Press Room
 

FROM THE OFFICE OF PUBLIC AFFAIRS

March 20, 2002
PO-2019

TREASURY SECRETARY PAUL O'NEILL STATEMENT ON TREASURY'S PLAN TO COMBAT ABUSIVE TAX AVOIDANCE TRANSACTIONS

Today, the Treasury Department is introducing new proposals to combat abusive tax avoidance. These proposals will increase transparency and disclosure of transactions that take advantage of complexities in the tax code. They will better allow the Internal Revenue Service to enforce our tax laws and the Treasury to identify anomalies in the tax law requiring correction.

The complexity of our tax code has created opportunities for abuse. These proposals will help us find and stop unscrupulous promoters who are marketing questionable transactions to taxpayers.

Our tax code is so complex it sometimes seems to be a secret code-a cipher. Even the well-intentioned may run afoul of its baffling provisions. This complexity creates two dangers. The first is that people will simply throw up their hands in frustration instead of paying. But the second and worse danger is that it leads some innovative thinkers to find and exploit loopholes. These tax avoidance strategies deliberately violate the spirit of our laws and are unfair to the vast majority of taxpayers, who do their best to comply with the code.

The search for loopholes diverts creativity and resources away from productive investments in our economy and reduces our economic potential. Taxpayers spend as much as $125 billion each year complying with the tax code. The cost of those lawyers and accountants adds to the price of every product, but they do nothing to make our factories more efficient, our computers faster or our cars more durable.

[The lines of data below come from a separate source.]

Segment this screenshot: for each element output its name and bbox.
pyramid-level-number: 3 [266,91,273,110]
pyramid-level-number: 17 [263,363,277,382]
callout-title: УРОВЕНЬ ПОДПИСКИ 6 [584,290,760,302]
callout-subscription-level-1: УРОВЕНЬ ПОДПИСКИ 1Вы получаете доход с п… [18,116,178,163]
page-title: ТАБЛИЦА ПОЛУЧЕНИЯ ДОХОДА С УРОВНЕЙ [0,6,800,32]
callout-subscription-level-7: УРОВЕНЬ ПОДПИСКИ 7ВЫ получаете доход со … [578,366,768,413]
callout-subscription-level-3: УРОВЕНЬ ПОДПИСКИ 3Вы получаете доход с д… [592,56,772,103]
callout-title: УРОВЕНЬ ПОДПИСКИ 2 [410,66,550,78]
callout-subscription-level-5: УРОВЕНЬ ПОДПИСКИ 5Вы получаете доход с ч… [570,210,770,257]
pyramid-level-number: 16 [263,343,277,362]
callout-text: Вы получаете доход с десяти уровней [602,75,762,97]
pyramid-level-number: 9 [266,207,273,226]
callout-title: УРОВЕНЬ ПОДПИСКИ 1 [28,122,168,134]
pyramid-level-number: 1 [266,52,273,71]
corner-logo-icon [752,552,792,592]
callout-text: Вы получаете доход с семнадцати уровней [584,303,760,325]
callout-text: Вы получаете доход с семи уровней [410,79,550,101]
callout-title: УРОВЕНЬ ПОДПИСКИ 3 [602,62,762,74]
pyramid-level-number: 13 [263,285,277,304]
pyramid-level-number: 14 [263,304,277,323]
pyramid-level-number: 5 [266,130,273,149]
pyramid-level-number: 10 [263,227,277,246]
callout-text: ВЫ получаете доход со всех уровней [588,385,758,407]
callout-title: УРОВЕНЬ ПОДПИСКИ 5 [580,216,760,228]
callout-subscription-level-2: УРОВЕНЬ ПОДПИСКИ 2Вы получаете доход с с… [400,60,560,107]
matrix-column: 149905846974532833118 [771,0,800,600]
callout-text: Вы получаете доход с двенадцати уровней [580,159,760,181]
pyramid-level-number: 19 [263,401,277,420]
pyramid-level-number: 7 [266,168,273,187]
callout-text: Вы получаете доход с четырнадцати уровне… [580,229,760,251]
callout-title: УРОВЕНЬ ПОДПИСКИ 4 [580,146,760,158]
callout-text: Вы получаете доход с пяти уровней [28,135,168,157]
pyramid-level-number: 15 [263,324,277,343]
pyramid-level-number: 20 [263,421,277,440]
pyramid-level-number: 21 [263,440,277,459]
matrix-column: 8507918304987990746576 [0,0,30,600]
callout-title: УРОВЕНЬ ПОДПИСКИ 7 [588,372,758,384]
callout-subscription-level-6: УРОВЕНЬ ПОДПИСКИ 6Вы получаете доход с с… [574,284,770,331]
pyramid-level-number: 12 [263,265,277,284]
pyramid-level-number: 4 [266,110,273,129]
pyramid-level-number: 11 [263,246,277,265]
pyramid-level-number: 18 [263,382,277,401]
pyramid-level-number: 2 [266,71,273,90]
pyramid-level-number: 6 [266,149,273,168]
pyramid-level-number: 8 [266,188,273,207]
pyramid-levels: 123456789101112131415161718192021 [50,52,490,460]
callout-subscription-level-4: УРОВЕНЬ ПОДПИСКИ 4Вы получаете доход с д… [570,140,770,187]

The 9,500 page tax code, with its endless convolutions, is an abomination unworthy of our society. Is it any surprise that some people run from it? It undermines notions of law of, for, and by the people, because even those who spend a lifetime studying can barely understand it. Certainly ordinary citizens cannot hope to figure it out.

The right way to eliminate abusive tax practices is to simplify the tax code. We are working on long-term and short-term plans to address complexity in the code, eliminating redundant provisions and unintended consequences. In an ideal world, we would throw away the current code and start from scratch. Until that day, we will take steps such as this proposal to do away with transactions that abuse the intent of the code.